The Arizona supreme court on Wednesday refused to hear a challenge to Gov. Janet Napolitano's executive order banning job discrimination based on sexual orientation in some state agencies. The court did not explain its reason for refusing to hear the special-action lawsuit, which was filed by the Scottsdale-based Alliance Defense Fund and several Republican legislators. The challenge, filed in July, argues that Napolitano overstepped her authority by setting employment policy and was legislating through executive order. Napolitano's order prohibits agencies from hiring, firing, promoting, or
disciplining state employees based on the individual's sexual orientation. The order applies only to executive-branch state agencies under her control. It does not apply to private employers, local governments, state universities, or state agencies under the control of the legislature or the courts.
Tim Nelson, Napolitano's general counsel, said the executive order does not create new law because it applies only to those agencies under the governor's authority. Napolitano, a Democrat who took office in January, announced the executive order in June at an event held by the Arizona Human Rights Fund, a gay and lesbian advocacy group. "To the people of Arizona, I say, 'Welcome to a new Arizona,"' Napolitano told 1,000 people in attendance at the event.

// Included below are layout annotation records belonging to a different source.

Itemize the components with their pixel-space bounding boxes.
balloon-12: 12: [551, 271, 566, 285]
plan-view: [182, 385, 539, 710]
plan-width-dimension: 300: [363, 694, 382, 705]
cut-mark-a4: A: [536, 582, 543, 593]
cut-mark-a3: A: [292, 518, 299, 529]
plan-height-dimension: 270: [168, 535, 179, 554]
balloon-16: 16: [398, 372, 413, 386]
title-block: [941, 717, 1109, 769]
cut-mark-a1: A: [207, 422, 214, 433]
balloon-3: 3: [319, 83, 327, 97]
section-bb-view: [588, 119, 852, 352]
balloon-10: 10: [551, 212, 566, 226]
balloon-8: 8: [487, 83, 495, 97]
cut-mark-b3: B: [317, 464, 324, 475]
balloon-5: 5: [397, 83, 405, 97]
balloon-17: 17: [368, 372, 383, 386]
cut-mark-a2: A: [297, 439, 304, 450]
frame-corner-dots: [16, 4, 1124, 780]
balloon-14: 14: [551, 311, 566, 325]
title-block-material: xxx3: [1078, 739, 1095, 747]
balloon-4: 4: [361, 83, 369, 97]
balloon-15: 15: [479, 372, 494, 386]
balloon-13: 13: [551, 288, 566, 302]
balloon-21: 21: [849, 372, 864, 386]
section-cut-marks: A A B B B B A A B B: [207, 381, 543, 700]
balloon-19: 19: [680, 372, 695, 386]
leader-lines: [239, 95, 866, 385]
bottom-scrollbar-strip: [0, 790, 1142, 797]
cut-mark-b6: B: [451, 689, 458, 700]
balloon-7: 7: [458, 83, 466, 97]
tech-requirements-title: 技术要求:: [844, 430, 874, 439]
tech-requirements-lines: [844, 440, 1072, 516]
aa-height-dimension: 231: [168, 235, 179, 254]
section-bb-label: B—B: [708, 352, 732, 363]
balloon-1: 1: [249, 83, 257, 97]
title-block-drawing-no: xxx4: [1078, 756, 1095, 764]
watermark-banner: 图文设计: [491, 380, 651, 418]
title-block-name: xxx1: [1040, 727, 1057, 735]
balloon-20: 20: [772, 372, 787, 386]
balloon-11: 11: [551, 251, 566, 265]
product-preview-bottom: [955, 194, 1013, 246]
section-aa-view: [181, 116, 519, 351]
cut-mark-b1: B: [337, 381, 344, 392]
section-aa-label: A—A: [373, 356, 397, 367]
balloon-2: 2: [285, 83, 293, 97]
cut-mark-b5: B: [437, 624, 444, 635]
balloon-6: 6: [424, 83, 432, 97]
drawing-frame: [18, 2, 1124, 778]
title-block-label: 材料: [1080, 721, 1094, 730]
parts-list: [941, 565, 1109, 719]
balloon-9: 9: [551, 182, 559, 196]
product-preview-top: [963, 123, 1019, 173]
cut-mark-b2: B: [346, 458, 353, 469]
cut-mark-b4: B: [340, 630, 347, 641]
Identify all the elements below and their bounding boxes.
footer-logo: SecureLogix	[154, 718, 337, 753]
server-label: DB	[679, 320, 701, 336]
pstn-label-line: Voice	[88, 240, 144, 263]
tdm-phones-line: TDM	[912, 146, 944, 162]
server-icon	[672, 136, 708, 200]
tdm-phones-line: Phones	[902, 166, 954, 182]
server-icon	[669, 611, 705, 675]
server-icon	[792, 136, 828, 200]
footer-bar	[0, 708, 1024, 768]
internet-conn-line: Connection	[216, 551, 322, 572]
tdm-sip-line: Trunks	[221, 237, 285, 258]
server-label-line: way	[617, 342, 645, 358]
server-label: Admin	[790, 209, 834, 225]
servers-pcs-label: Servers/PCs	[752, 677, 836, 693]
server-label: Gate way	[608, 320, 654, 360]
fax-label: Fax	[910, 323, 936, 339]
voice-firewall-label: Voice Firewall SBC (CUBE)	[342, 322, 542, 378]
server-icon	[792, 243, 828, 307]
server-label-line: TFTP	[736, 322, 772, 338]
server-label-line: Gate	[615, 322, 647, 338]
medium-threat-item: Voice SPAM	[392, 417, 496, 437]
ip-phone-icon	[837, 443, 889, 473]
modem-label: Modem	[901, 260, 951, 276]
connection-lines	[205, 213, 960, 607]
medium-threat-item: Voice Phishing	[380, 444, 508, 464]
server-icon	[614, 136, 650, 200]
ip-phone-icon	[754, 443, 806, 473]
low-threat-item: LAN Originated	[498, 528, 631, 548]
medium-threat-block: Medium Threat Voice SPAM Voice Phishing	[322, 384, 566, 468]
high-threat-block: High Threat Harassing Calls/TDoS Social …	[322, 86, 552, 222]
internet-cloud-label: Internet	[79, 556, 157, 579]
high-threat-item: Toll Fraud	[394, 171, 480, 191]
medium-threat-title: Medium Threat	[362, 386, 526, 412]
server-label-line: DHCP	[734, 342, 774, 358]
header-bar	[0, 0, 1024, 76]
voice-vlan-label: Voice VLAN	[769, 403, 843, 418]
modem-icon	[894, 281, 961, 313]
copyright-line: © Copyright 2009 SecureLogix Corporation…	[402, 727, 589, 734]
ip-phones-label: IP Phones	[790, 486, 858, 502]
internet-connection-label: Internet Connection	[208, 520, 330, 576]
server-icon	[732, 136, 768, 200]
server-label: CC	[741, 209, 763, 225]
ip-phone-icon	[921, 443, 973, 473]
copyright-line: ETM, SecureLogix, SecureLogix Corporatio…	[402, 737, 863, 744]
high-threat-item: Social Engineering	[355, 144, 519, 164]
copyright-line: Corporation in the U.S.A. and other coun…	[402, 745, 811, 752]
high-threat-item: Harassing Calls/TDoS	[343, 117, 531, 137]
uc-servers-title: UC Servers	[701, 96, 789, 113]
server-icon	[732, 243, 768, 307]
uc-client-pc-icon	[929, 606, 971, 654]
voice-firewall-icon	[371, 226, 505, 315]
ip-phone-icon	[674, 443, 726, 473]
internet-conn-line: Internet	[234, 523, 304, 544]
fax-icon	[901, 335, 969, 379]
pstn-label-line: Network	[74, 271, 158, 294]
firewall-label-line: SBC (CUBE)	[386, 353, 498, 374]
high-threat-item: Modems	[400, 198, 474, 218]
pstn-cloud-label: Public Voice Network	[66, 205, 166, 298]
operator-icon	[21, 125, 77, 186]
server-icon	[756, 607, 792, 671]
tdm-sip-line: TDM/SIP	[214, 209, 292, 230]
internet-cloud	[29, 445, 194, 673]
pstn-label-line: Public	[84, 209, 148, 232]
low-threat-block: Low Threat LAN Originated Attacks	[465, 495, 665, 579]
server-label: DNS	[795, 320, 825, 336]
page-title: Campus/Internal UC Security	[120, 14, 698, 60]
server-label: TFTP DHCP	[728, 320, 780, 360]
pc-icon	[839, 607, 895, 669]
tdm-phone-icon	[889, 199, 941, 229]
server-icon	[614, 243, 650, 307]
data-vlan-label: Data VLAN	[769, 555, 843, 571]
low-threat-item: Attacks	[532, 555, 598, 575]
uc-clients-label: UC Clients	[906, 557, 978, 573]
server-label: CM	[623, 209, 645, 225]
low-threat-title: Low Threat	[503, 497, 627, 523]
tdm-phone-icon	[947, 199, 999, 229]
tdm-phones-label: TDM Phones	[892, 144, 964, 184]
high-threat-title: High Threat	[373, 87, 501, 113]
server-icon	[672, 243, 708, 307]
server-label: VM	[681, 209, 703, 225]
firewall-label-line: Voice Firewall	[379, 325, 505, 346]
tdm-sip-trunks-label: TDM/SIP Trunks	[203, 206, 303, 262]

Legislators who filed the lawsuit along with the Alliance Defense Fund, a Christian group, were Rep. John Allen (R-Scottsdale), Rep. Andy Biggs (R-Gilbert), and Sen. Thayer Verschoor (R-Gilbert). Arizona lawmakers have defeated legislation several times that would have added sexual orientation to existing antidiscrimination laws, including three bills in 2001 and another proposal that died in the house last year.